A user is describing a task to be performed by some company:
I want to move 10 boxes (30x40x50cm) of books and clothes from London to Bristol next week. How much would that cost?
Based on this description, a library/algorithm classifies this as a task probably for removal/transportation company operating preferably in UK. Based on that guess an application queries some search engine for companies belonging the guessed category (e.g., Google maps).
Are there libraries/algorithms that makes such kind of text categorization? I assume the taxonomy of service categories (transportation, translation, etc.) is given by me.
What would be prerequisites? I would prefer already trained algorithm (as I do not have a corpus of categorized task descriptions) or unsupervised one (that does not require such a corpus).
Evaluated candidate solutions
Identify to which WordNet Domain words in description belong and find prevalent one. Map manually WordNetDomains to company categories and use this mapping to find category of the task.
uClassify, but my task has been classified as "Home (62.7 %)", "Games" (15.1 %), and "Arts" (13.2 %).
Textimate.me classified it as "Science & Environment"

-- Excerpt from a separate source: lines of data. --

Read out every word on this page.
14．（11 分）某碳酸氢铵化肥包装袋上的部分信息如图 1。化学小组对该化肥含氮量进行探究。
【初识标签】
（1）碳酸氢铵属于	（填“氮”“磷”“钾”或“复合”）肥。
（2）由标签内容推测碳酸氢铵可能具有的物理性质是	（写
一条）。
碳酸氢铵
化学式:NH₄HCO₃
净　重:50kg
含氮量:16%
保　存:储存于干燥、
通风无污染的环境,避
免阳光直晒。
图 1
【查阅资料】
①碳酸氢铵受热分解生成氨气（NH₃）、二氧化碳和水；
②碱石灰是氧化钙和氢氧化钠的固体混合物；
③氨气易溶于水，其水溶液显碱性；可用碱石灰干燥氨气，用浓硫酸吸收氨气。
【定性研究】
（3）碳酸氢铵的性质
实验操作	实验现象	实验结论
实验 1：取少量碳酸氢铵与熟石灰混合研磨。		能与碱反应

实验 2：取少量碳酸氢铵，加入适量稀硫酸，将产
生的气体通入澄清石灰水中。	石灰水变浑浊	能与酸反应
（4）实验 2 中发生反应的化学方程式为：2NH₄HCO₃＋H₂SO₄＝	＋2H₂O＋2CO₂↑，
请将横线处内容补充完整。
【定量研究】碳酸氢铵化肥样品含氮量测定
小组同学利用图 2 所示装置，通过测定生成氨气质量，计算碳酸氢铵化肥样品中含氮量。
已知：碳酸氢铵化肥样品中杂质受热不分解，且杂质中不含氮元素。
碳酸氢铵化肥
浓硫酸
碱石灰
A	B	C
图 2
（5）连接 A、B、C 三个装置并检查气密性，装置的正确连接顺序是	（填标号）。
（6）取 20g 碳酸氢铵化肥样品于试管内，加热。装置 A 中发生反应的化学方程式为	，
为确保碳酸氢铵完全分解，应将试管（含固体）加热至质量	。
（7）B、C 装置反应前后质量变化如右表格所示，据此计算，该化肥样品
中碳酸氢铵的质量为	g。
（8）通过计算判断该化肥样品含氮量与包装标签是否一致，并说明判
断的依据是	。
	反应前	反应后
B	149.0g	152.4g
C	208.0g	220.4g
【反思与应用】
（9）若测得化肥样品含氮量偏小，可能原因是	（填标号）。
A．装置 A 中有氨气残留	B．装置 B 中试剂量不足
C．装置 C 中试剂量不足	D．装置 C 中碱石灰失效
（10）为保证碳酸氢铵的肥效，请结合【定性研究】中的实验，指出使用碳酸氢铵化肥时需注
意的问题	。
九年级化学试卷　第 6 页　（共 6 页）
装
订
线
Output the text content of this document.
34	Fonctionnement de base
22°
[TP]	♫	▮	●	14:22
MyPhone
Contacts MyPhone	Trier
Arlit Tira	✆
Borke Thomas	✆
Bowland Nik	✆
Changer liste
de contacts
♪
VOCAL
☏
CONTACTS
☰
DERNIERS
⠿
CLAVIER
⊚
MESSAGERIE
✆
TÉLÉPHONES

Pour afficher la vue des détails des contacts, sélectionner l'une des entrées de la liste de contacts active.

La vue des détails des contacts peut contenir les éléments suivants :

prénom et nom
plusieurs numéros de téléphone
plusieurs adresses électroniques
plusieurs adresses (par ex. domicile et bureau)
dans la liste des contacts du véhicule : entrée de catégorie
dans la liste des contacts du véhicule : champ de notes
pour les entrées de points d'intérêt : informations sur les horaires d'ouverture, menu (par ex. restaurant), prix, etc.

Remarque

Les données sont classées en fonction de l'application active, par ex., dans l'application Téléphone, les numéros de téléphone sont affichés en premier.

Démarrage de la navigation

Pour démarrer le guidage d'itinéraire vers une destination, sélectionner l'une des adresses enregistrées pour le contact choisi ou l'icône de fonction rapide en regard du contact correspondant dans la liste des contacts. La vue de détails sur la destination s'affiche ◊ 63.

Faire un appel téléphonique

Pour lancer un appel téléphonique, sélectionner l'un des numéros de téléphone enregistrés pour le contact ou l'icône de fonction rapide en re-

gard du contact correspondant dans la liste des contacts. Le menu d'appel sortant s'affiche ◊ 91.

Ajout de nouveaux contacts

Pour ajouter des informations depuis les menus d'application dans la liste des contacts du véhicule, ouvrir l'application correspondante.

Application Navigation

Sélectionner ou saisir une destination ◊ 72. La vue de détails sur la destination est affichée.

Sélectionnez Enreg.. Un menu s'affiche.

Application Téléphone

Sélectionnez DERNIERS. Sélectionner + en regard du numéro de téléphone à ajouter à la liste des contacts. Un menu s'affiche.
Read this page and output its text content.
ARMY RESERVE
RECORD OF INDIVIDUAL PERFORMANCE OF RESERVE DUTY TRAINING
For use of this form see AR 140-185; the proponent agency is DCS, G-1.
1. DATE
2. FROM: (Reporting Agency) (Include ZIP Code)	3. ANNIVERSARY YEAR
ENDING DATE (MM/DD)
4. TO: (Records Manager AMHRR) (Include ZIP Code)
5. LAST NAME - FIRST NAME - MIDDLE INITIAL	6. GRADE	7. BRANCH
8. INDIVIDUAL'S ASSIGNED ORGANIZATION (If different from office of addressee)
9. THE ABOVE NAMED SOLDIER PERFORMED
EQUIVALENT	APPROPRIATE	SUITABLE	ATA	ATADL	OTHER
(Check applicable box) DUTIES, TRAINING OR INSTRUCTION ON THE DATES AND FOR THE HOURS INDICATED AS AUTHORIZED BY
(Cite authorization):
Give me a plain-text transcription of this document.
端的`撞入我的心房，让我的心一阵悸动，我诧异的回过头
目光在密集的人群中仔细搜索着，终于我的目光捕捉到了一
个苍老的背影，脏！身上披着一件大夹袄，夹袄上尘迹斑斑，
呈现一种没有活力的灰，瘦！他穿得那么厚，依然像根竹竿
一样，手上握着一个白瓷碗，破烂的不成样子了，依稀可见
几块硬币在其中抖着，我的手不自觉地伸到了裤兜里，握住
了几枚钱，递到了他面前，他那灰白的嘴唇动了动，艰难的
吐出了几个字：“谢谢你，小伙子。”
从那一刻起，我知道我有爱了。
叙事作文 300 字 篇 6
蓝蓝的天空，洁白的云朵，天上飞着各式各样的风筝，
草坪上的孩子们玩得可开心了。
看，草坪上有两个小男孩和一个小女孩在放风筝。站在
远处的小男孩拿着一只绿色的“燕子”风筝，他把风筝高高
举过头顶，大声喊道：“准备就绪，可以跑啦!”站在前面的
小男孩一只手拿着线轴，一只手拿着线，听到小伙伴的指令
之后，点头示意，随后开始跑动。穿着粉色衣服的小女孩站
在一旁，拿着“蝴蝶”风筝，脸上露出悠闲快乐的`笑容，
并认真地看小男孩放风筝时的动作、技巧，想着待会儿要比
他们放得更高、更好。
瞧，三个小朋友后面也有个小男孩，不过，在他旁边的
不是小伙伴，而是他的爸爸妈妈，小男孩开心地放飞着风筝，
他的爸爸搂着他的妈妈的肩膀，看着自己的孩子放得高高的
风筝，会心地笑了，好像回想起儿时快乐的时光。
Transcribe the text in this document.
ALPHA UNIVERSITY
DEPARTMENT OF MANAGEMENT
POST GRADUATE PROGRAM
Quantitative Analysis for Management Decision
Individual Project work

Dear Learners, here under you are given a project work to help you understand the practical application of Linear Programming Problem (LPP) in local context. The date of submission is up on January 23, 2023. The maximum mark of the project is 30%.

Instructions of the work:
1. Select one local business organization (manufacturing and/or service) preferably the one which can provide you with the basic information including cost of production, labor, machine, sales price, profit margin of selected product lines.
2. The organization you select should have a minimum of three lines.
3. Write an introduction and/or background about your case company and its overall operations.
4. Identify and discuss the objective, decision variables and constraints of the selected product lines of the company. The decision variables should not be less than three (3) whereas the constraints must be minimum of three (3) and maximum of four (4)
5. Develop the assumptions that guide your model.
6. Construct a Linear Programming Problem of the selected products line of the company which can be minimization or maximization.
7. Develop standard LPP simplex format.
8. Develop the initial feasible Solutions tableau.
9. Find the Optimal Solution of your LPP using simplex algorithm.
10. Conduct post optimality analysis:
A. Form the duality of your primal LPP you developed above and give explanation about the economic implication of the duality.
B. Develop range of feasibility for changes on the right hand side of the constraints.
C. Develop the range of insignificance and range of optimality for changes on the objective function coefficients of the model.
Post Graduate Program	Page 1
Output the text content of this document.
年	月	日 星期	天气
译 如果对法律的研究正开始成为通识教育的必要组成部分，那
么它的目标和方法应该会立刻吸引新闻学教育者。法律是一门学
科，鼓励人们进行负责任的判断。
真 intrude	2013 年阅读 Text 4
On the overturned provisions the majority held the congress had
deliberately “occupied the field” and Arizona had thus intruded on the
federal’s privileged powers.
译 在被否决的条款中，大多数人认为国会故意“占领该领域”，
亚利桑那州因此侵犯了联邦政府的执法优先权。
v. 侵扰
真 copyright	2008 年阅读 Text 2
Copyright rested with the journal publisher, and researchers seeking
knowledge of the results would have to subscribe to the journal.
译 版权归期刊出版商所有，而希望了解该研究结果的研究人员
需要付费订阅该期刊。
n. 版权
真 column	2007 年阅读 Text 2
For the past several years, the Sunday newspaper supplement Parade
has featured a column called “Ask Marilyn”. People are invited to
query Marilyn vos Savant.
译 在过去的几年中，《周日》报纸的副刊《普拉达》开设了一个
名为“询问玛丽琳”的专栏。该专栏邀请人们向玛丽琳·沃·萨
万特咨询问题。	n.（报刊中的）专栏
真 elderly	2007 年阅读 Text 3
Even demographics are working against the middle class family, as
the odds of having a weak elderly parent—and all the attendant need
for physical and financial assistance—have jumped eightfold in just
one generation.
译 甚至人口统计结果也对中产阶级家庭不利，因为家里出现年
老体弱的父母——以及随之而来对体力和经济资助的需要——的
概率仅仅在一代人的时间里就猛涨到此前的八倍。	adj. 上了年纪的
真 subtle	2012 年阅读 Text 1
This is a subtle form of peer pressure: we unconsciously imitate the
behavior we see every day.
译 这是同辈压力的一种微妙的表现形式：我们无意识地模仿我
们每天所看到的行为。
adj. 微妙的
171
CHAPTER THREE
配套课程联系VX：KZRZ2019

Textwise returned "Business/Consumer_Goods" and "Services/Clothing Arts/Design/Fashion",
The results are rather discouraging. I think the services I tried have the taxonomy close to what I would use, but the text I submit for classification is very short and there is no way for the algorithm to differentiate what is more important for the user: boxes, clothes or maybe moving them? I think a good heuristics for service category could be to focus on verbs rather than nouns, and on places (London/Bristol) in case of area identification.
Still, I believe the only situation here would be to collect a corpus of such tasks and their categories from some online place (where people looks for suppliers to perform such task for them) and machine learn on that. Anyone tried?